Responsibility underlies any school of ethics whether utilitarian, altruist, egoist, Aristotelian, Kantian, Christian or Hindu. However one answers the question, “How ought I conduct myself?” the issue of responsibility is central. What does it mean?
There are many uses of the word responsibility. Sometimes crop failures are ascribed to the weather so the weather is responsible for them. Buildings collapse because of earthquakes so earthquakes are responsible for them. In this sense what we mean by responsibility is merely that these are the causes of certain happenings. Some things happen because of this or that.
There’s a relationship between this use of the term “responsible” and the one that bears on ethics, a controversial one, because in the case of human beings, ethics tends to assume one of the most contentious ideas, namely, that human beings have what’s usually called free will, that we can act one way or the other and it is up to us how. It is one of the earliest ideas of ethics in any region of the world whether it’s east, west, north, or south. Wherever people write about ethics, it is understood that we have to do the right thing of our own free will. You don’t have to be an academic philosopher to appreciate that when human beings worry about their lives they worry about something over which they believe they have a say.

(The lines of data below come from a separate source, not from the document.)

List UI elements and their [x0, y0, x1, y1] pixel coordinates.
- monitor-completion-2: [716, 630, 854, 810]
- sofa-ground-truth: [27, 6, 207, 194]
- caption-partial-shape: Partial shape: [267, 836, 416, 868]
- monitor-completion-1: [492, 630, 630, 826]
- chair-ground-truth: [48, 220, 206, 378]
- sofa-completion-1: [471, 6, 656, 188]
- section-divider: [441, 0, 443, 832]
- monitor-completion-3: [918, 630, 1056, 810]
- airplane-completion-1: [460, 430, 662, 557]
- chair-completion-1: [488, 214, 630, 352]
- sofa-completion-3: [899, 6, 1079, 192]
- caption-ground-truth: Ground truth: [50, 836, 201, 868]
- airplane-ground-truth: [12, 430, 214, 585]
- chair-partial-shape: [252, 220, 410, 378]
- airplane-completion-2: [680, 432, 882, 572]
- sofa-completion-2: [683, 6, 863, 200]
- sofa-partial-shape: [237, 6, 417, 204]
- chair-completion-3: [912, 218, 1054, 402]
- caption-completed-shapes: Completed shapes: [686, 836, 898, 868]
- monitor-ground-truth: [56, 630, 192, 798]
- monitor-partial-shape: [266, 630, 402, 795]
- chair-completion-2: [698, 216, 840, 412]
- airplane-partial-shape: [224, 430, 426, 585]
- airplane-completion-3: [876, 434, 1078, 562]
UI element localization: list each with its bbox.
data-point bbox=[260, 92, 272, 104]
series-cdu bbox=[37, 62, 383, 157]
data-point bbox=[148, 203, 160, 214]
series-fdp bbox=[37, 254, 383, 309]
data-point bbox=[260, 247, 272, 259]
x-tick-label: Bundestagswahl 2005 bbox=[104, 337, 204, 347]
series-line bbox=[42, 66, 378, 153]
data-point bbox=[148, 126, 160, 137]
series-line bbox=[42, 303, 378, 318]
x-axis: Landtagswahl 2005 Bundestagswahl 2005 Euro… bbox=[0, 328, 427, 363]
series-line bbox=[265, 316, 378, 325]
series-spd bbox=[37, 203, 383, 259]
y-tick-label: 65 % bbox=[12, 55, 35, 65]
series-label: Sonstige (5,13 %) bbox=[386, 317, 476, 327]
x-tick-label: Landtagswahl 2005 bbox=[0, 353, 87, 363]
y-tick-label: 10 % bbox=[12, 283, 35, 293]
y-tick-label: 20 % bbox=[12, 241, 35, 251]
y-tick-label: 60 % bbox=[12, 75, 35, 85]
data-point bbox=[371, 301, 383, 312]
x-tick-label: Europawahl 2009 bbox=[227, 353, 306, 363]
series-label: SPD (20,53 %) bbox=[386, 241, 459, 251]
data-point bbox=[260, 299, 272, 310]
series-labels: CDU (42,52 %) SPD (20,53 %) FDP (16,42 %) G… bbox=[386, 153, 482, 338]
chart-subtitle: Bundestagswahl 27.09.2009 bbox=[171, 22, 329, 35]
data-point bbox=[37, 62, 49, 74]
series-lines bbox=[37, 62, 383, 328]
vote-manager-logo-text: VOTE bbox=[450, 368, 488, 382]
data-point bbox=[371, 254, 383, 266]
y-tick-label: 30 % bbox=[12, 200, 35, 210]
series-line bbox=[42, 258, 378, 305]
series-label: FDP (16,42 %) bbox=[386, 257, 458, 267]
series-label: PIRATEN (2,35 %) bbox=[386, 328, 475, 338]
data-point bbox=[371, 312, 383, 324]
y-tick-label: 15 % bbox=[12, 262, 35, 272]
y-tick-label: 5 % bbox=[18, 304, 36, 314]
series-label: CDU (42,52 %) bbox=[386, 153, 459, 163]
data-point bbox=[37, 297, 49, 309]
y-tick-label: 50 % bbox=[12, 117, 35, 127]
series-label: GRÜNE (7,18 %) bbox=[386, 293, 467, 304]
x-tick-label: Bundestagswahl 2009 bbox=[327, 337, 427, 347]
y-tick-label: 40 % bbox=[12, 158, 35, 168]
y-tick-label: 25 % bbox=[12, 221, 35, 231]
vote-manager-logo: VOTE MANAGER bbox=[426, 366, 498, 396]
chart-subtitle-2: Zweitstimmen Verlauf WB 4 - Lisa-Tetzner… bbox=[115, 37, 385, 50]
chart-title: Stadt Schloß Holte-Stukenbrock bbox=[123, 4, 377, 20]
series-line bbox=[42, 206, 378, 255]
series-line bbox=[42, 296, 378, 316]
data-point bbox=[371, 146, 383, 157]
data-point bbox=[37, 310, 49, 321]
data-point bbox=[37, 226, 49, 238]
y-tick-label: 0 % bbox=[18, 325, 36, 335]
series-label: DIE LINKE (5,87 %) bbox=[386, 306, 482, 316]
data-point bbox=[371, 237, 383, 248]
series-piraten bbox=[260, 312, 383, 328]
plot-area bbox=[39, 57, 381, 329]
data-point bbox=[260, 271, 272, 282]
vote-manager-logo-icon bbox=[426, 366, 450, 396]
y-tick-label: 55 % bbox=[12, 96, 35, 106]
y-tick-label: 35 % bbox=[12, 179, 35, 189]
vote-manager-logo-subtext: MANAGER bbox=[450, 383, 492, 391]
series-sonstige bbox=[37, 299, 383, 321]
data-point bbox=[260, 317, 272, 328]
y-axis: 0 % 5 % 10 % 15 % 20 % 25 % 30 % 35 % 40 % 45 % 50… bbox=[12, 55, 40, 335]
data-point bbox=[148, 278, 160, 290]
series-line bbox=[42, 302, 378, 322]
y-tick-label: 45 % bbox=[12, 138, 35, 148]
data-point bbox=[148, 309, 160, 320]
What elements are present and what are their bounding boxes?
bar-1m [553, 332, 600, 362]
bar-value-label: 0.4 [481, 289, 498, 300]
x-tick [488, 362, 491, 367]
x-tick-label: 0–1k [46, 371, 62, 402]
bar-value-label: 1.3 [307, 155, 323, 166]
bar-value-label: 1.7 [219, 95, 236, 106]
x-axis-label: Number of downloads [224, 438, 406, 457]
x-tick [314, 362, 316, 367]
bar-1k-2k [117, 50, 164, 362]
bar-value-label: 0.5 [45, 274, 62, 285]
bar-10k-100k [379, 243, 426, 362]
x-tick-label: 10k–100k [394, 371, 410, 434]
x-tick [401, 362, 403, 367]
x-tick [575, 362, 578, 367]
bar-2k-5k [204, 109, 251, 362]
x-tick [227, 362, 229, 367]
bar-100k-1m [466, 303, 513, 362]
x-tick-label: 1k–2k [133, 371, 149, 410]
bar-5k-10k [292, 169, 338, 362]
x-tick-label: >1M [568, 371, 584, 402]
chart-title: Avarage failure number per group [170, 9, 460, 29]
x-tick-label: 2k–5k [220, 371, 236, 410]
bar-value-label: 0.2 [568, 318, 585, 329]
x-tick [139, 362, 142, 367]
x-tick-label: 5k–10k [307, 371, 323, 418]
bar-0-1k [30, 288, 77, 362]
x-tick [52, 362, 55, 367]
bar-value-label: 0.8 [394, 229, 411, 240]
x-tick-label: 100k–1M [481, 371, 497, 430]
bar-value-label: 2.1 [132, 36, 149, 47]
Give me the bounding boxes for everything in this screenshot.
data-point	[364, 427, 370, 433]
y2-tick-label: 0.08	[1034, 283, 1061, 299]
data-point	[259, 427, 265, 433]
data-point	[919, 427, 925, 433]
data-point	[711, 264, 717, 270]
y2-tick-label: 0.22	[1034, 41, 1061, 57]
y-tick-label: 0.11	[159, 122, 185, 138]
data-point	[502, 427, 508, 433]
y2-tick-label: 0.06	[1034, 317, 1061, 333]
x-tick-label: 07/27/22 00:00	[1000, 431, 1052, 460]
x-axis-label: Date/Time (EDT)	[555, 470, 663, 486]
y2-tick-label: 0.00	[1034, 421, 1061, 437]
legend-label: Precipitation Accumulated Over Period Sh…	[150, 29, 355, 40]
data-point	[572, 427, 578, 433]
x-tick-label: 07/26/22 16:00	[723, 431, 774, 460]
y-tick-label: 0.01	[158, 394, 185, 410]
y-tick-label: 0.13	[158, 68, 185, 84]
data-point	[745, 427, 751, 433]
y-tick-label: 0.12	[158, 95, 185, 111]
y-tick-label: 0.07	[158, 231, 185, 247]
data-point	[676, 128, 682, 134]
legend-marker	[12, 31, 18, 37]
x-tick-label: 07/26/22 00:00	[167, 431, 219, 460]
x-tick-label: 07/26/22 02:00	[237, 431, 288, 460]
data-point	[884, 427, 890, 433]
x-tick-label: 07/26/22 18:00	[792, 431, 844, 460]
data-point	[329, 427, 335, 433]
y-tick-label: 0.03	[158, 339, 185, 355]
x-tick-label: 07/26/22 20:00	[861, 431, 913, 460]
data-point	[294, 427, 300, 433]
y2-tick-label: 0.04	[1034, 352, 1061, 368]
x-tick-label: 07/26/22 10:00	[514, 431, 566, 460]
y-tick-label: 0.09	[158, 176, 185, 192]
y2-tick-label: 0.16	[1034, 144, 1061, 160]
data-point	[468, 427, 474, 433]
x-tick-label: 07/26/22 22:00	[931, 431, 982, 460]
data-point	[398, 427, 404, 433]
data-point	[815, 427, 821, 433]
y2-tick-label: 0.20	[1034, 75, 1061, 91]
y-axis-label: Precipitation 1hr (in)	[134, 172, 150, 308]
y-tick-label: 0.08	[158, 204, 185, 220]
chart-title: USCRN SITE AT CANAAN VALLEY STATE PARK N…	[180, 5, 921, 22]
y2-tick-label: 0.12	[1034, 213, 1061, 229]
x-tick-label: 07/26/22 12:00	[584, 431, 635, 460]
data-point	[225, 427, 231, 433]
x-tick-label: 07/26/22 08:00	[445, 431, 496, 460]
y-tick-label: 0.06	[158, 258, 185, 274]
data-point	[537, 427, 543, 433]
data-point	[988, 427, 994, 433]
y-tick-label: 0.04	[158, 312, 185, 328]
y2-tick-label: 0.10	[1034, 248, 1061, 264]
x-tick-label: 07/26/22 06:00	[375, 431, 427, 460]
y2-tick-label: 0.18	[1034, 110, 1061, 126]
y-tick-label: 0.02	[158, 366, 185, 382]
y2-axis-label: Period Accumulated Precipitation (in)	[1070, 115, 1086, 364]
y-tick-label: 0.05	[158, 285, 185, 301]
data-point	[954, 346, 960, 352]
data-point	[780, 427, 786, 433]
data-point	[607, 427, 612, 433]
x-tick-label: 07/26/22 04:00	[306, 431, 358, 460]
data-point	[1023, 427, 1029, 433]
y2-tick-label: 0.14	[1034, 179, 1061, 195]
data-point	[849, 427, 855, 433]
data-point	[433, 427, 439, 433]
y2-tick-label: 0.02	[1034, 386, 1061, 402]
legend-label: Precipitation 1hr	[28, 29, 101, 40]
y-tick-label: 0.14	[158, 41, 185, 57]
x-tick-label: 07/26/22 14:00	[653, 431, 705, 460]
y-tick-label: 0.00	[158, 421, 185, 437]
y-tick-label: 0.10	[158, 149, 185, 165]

Both ethics and morality concern themselves with right as distinguished from wrong conduct.
The famous German philosopher Immanuel Kant coined a motto, “Ought implies can.” It just means that if you ought to do something, it has to be something that you can do. It is nonsense to say you ought to jump 30 feet into the air unassisted because that is impossible. You couldn’t very well have a moral responsibility to do the impossible. But not only must one be free to do the right thing so that one isn’t not compelled one way or another but what is the right thing to do has to be knowable because obviously if there is no answer to the question, “what is the right thing for me to do?” or “what ought I to do?” then one can’t do it. So if ought does imply can, then it also requires that there be some standards of proper conduct, of proper behavior.
Moreover, if one ought to do one thing rather than another, one may not be forced to do it. Forcing people to do the right thing, other than to abstain from interfering with others, renders them morally impotent. People have to be free and there has to be some standard by which their conduct is to be evaluated. Otherwise there is no ethics.
Ethics is bogus without responsibility and liberty, if you cannot be free to choose the right course and if you cannot determine what the right course is.